No, but his victims certainly had it on their shirts.
22
posted on
11/30/2004 9:44:46 AM PST
by
TeleStraightShooter
(The illogical Left in our country wants to do for Iraq what the USA did for Liberia: FORGET IT!)
To: KoRn
Yeah, that was great. Marcinko was riding through Beirut with the device running, and blowing up bomb factories they got near. Sadly, the diplomats at the embassy wouldn't let them use it there, allowing the marines guarding it to be vulnerable. According to his version of events. Fighting terrorists with kid gloves will always yield limited results.
23
posted on
11/30/2004 9:51:17 AM PST
by
TeleStraightShooter
(The illogical Left in our country wants to do for Iraq what the USA did for Liberia: FORGET IT!)
To: TeleStraightShooter
"Fighting terrorists with kid gloves will always yield limited results." Very true, and I'm sure all the Marines that got killed there would agree with you too. lol Marcinko was always surprised when he found a diplomat that was actually on OUR side.
24
posted on
11/30/2004 9:59:16 AM PST
by
KoRn
To: Lazamataz
"We kinda inferred the existance of these devices, what, about 3 or 4 years ago?"Our conversations back then were only about what the Israelis had finally obtained from us. There were simply too many Palestinian "work accidents" to be coincidence. The obvious explanation was that the Israelis were juicing the Pali explosive labs with *something*.
25
posted on
11/30/2004 10:53:58 AM PST
by
Southack
(Media Bias means that Castro won't be punished for Cuban war crimes against Black Angolans in Africa)
To: Poohbah
"Part of the reason this stuff is classified is that the source for the intel is extremely sensitive. We don't want the bad guys to know just how much of their electromagnetic signalling we detect and analyze. (The second part is the really classified part.)"True, but remember that there is more to the world than just military intel. I come from the days when Van Eck units were routinely used to display targeted firms' computer screens remotely...quite useful for civilian corporate espionage and counter-intel operations.

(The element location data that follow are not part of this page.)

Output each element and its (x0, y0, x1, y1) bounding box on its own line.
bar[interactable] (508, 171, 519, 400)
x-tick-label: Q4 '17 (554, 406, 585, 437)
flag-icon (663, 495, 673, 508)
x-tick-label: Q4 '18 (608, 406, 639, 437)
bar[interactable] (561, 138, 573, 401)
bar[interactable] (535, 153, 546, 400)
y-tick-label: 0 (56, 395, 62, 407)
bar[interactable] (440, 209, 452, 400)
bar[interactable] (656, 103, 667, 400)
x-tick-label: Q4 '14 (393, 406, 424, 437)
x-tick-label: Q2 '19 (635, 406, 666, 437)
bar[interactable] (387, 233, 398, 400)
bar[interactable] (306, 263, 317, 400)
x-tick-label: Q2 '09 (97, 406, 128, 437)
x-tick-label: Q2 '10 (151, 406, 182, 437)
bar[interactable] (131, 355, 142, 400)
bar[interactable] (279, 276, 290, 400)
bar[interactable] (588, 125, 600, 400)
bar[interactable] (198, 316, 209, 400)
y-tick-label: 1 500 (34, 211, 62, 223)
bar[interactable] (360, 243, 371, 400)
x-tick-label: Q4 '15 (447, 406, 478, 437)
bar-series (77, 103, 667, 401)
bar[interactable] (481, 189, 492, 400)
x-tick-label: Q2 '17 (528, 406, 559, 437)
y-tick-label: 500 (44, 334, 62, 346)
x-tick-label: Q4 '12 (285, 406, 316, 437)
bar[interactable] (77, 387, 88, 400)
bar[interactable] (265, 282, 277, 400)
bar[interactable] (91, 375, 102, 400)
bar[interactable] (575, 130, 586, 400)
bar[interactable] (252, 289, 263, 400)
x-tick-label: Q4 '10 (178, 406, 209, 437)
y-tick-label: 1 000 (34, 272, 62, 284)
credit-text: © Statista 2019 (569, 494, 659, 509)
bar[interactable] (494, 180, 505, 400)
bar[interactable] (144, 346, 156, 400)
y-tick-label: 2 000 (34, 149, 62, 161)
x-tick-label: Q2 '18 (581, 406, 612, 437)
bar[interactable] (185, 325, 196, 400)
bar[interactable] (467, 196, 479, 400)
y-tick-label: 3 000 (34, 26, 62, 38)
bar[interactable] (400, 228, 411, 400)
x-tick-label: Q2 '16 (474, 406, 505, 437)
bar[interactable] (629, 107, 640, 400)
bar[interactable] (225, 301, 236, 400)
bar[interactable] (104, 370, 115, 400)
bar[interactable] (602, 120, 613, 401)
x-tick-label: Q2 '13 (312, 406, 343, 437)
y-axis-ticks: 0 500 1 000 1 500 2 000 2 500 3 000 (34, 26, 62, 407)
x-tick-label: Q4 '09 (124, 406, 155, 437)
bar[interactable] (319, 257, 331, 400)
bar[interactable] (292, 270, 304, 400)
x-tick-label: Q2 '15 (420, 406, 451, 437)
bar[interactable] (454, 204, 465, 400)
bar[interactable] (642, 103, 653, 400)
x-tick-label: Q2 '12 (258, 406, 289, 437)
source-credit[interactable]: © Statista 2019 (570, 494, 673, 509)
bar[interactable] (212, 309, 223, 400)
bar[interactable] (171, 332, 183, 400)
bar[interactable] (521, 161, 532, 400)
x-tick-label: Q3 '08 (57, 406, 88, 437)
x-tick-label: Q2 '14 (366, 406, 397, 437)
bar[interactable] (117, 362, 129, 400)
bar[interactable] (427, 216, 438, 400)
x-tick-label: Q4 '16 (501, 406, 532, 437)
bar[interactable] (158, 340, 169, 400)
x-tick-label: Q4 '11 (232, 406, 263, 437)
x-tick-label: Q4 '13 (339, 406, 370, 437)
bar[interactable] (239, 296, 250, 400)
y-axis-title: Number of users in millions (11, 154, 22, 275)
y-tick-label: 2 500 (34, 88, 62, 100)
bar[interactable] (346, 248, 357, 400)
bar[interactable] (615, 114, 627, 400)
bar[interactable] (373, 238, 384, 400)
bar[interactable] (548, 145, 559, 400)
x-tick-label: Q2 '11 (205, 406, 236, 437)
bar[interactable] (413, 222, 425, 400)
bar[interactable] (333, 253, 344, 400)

Frankly, even the civilian corporate world is engaging in some pretty sophisticated EM sniffing these days. Greed is a powerful motivator for technological advances, and some of that civilian tech will be applicable to military Intel.
And the civilian tech is by definition not "classified."
26
posted on
11/30/2004 11:03:32 AM PST
by
Southack
(Media Bias means that Castro won't be punished for Cuban war crimes against Black Angolans in Africa)
To: Southack
True, but remember that there is more to the world than just military intel. I come from the days when Van Eck units were routinely used to display targeted firms' computer screens remotely...quite useful for civilian corporate espionage and counter-intel operations.Collection isn't the sensitive part: detailing what we can and can't analyze is.
27
posted on
11/30/2004 11:12:02 AM PST
by
Poohbah
(Crush your enemies, see them driven before you, and hear the lamentations of their women!)